Mais il faut bien repartir, et nous voilà dans la deuxième montée qui doit avoisiner 8 km et 800 m de D+ selon le profil. Soit une heure environ de montée. Et ce n’est pas mieux. Le rythme est lent sur ce chemin pourtant pas technique mais bien pentu. Aucun bruit ne se fait d’ailleurs entendre de la longue cohorte de coureurs, qui s’escrime sous la pleine lune. Même les Espagnols, habituellement rigolards, ont le nez sur leurs chaussures ou dans les bâtons. Je m’arrête deux fois pour reprendre mon souffle. Je repars doucement. Je perds encore quelques places mais est-ce un drame ? Il reste au moins 100 km avant de pouvoir prétendre au statut de finisher et je n’oublie pas que mon objectif, c’est bien de marquer des points supplémentaires au classement de cette coupe du monde. C’est d’autant plus important ici, que la difficulté de la course la classe dans les Séries, les cinq manches au coefficient plus élevé. L’ultra-traileur est pragmatique quand il rentre dans le dur. Je commence toutefois à regretter mon choix de la semaine précédente. Pour faire une dernière séance longue, je m’étais aligné sur le semi-marathon de La Grande-Motte après avoir couru le 10 km en guise d’échauffement. Je m’étais promis de courir tranquille, autour de 1h35, mais forcément avec un dossard sur le cul, je me suis pris au jeu et j’ai tapé un 1h26. En laissant peut-être un peu trop de jus sur les longues lignes droites qui longent la plage.

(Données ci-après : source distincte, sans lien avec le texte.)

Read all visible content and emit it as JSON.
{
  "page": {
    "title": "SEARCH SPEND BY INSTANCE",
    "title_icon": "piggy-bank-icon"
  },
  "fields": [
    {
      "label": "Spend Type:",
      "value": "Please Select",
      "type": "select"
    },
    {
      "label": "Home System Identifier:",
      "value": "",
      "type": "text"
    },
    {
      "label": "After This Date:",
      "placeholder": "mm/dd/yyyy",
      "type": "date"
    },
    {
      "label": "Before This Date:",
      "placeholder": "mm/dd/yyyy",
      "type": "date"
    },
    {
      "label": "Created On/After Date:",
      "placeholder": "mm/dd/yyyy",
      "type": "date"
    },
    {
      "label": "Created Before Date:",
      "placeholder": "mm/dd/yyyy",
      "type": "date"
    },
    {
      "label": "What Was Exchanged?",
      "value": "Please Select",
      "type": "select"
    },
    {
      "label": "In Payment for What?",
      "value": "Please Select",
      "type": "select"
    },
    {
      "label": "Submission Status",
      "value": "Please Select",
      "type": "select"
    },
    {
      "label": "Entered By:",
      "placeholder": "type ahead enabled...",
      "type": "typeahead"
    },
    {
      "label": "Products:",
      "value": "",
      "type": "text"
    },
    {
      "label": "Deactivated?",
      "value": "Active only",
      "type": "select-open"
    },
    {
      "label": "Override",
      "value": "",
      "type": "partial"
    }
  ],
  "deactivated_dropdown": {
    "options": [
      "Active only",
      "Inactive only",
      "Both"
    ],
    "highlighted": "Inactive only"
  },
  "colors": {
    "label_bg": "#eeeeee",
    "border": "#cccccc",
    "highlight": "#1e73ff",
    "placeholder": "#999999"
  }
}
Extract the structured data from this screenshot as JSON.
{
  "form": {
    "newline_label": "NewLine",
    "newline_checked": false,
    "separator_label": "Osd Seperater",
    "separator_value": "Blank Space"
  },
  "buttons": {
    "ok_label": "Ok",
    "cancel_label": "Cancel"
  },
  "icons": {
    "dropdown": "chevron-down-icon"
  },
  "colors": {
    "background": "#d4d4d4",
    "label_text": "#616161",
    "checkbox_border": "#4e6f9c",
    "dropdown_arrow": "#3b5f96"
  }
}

Je me refuse toutefois de penser à l’abandon, c’est de toute façon bien trop tôt, et j’essaye de retrouver une foulée efficace sur le sommet de la montée. Je finis d’ailleurs par rattraper un petit groupe de huit coureurs et me cale en dernière position histoire de refaire un peu de jus. Il reste 8 km avant le troisième ravitaillement où va commencer à s’impatienter Marine. A force de traîner la patte, je serai en retard sur mon tableau de marche. Je suis d’ailleurs en train de faire mes calculs quand je m’aperçois que, petit à petit, le groupe perd des éléments à force d’accélérer sur une portion plus roulante. Un, deux, trois, quatre… On ne se retrouve finalement plus qu’à deux au moment de basculer.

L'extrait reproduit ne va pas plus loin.